RYAN BIXLER, Brett Stinson, Baorong Luo, Elliott Gall, Portland State University

     Abstract Number: 263
     Working Group: Indoor Aerosols

Abstract
Wildfires are increasing in frequency and intensity in the U.S., emitting substantial quantities of air pollution. During extreme wildfire smoke events, indoor environments are challenged by particulate and gas-phase air pollution orders of magnitude higher than non-wildfire smoke periods. Air cleaning is an essential tool to address indoor exposures to wildfire smoke, though better understanding of air cleaner performance under a persistent, elevated smoke challenge condition is needed. In this work, we describe a novel experimental device that enables control over the generation of wildfire smoke proxies suitable for laboratory environments. The device is a glass tube furnace with ring heater attached to a linear actuator; this device enables control over burn temperature, fuel feed rate, fuel type, and combustion gas type and flowrate. First, this device will be programmed and evaluated, aiming to create persistent conditions representative of an indoor space challenged by elevated smoke. Several common air cleaners will be evaluated with pull-down tests to determine particle clean air delivery rates (CADR) at regular intervals over a ~1-week period when challenged by high “fresh” smoke levels. Next, we will explore the impact of smoke age on air cleaner efficiency by comparing CADRs determined when an air cleaner is exposed to fresh smoke vs. smoke aged in the dark between 2-48 hours.
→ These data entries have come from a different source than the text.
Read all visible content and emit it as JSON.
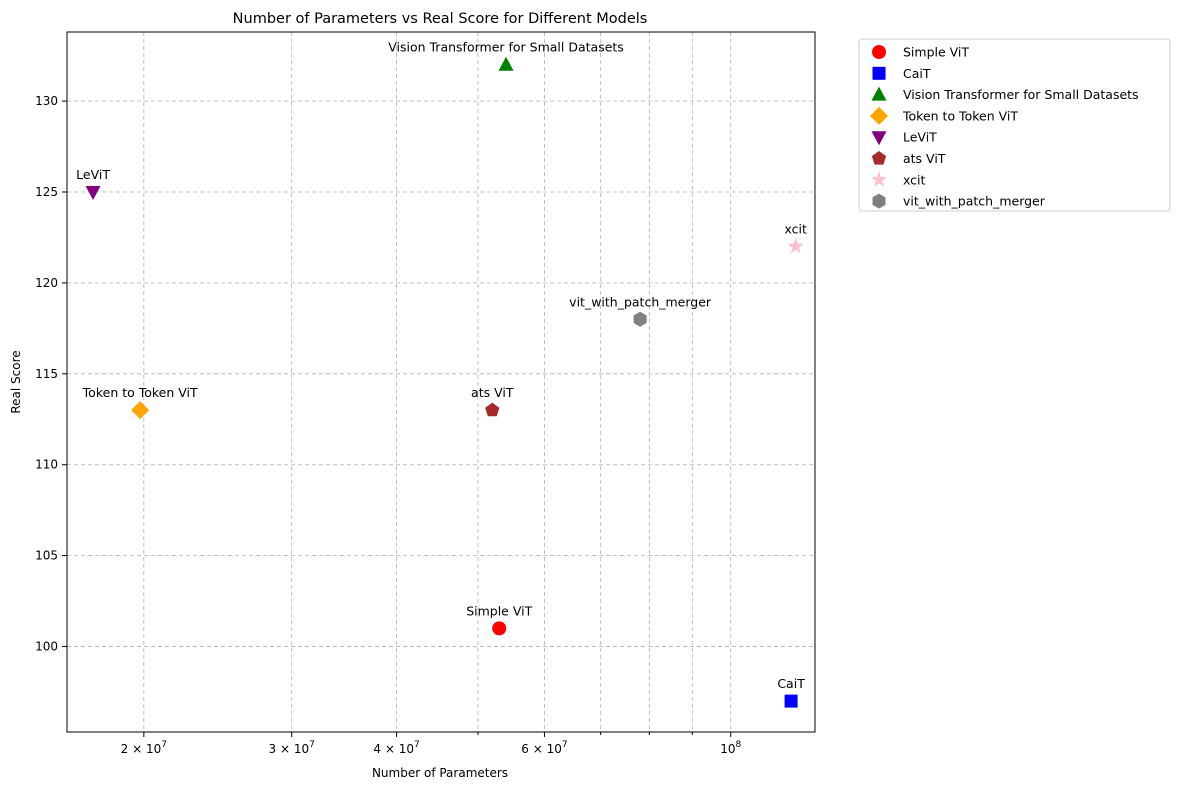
{
  "chart_data": {
    "type": "scatter",
    "title": "Number of Parameters vs Real Score for Different Models",
    "xlabel": "Number of Parameters",
    "ylabel": "Real Score",
    "xscale": "log",
    "xlim": [
      16200000,
      126000000
    ],
    "ylim": [
      95.3,
      133.8
    ],
    "grid": true,
    "legend_position": "outside-top-right",
    "x_ticks": [
      {
        "value": 20000000,
        "mantissa": "2",
        "label": "2 × 10^7"
      },
      {
        "value": 30000000,
        "mantissa": "3",
        "label": "3 × 10^7"
      },
      {
        "value": 40000000,
        "mantissa": "4",
        "label": "4 × 10^7"
      },
      {
        "value": 60000000,
        "mantissa": "6",
        "label": "6 × 10^7"
      },
      {
        "value": 100000000,
        "mantissa": "",
        "label": "10^8"
      }
    ],
    "x_minor_ticks": [
      50000000,
      70000000,
      80000000,
      90000000
    ],
    "y_ticks": [
      100,
      105,
      110,
      115,
      120,
      125,
      130
    ],
    "series": [
      {
        "name": "Simple ViT",
        "x": 53000000,
        "y": 101,
        "color": "#ff0000",
        "marker": "circle"
      },
      {
        "name": "CaiT",
        "x": 118000000,
        "y": 97,
        "color": "#0000ff",
        "marker": "square"
      },
      {
        "name": "Vision Transformer for Small Datasets",
        "x": 54000000,
        "y": 132,
        "color": "#008000",
        "marker": "triangle-up"
      },
      {
        "name": "Token to Token ViT",
        "x": 19800000,
        "y": 113,
        "color": "#ffa500",
        "marker": "diamond"
      },
      {
        "name": "LeViT",
        "x": 17400000,
        "y": 125,
        "color": "#800080",
        "marker": "triangle-down"
      },
      {
        "name": "ats ViT",
        "x": 52000000,
        "y": 113,
        "color": "#a52a2a",
        "marker": "pentagon"
      },
      {
        "name": "xcit",
        "x": 119500000,
        "y": 122,
        "color": "#ffc0cb",
        "marker": "star"
      },
      {
        "name": "vit_with_patch_merger",
        "x": 78000000,
        "y": 118,
        "color": "#808080",
        "marker": "hexagon"
      }
    ]
  }
}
Finally, we will explore the impact light and oxidant addition (ozone) on the evolution of fresh wildfire smoke in the chamber and its impact on air cleaner CADR. The data from this study will contribute to an improved understanding of how to generate repeatable proxies of wildfire smoke for controlled lab testing and how changes in smoke challenge may yield impacts on measurements of air cleaner performance.